A total of 174 completed OAK test, with mean score of 54.1% based on percentage correct out of 19 questions. The mean duration of warfarin therapy of this subgroup of patients within the study period was 4.8 ± 1.4 year. Only 24 patients (13.8%) achieved the satisfactory overall score of ≥75% in the test. Out of 19 questions, only four questions were answered correctly by ≥70% of respondents (table 6). Patients generally knew how to differentiate different strengths of warfarin (question 2, 81.6%), the reason for taking warfarin (question 8, 82.8%), what INR is (question 7, 83.3%) and when they should monitor sign of bleeding (question 15, 70.7%).
However, only half of the respondents knew the importance of dietary modifications (question 4, 50.6%), which vitamin warfarin interacts with (question 5, 44.8%), interpretation of INR test results (questions 9, 52.3%; question 20, 47.1%), when they should seek an immediate medical attention (question 11; 50.6%) and management for missing a dose (question 16, 48.9%). Approximately one-fourth of respondents gave the exactly opposite answer regarding interpretation of INR. Respondents perceived that there would be increased bleeding risk for INR below therapeutic range and increased thrombotic risk for INR above therapeutic range.

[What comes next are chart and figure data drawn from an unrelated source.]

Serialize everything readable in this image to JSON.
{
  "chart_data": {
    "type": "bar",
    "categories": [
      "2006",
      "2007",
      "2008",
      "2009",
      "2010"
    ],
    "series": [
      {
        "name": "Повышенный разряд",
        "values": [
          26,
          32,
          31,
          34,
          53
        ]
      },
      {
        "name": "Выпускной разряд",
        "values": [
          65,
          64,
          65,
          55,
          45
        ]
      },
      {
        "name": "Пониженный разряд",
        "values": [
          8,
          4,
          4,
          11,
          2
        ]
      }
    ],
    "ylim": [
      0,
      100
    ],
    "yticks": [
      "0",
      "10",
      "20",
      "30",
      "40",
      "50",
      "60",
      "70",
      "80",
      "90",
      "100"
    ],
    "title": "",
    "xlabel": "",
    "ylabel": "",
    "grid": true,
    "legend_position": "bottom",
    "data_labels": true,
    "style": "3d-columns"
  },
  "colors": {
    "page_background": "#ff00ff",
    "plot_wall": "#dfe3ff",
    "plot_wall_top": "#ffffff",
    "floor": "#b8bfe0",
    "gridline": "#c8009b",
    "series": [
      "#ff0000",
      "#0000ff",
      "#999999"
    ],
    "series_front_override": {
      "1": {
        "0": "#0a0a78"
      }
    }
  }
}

Patient knowledge regarding medication interactions with warfarin (questions 6, 35.6%, question 10, 21.8%) and the consequence of missing or skipping a dose (question 1, 28.2%; question 12, 25.3%) was insufficient. Nearly half of respondents believed no effect on missing one dose of warfarin.
Results from multiple linear regression showed that respondents with increasing age (adjusted β = -0.17, 95% CI (-0.23, -0.11), p = 0.001) or comorbid with diabetes (adjusted β = -1.21, 95% CI (-2.29, -0.12), p = 0.03) were more likely to score low in OAK test. On the contrary, respondents with concurrent hypertension (adjusted β = 1.68, 95% CI (0.56, 2.80), p = 0.004) or thyroid dysfunction (adjusted β = 2.38, 95% CI (0.80, 3.97), p = 0.003) were more likely to score high in OAK test. Respondents with better TTR were more likely to score high in OAK, yet marginally insignificant (adjusted β = 2.73, 95% CI (-0.21, 5.68), p = 0.069).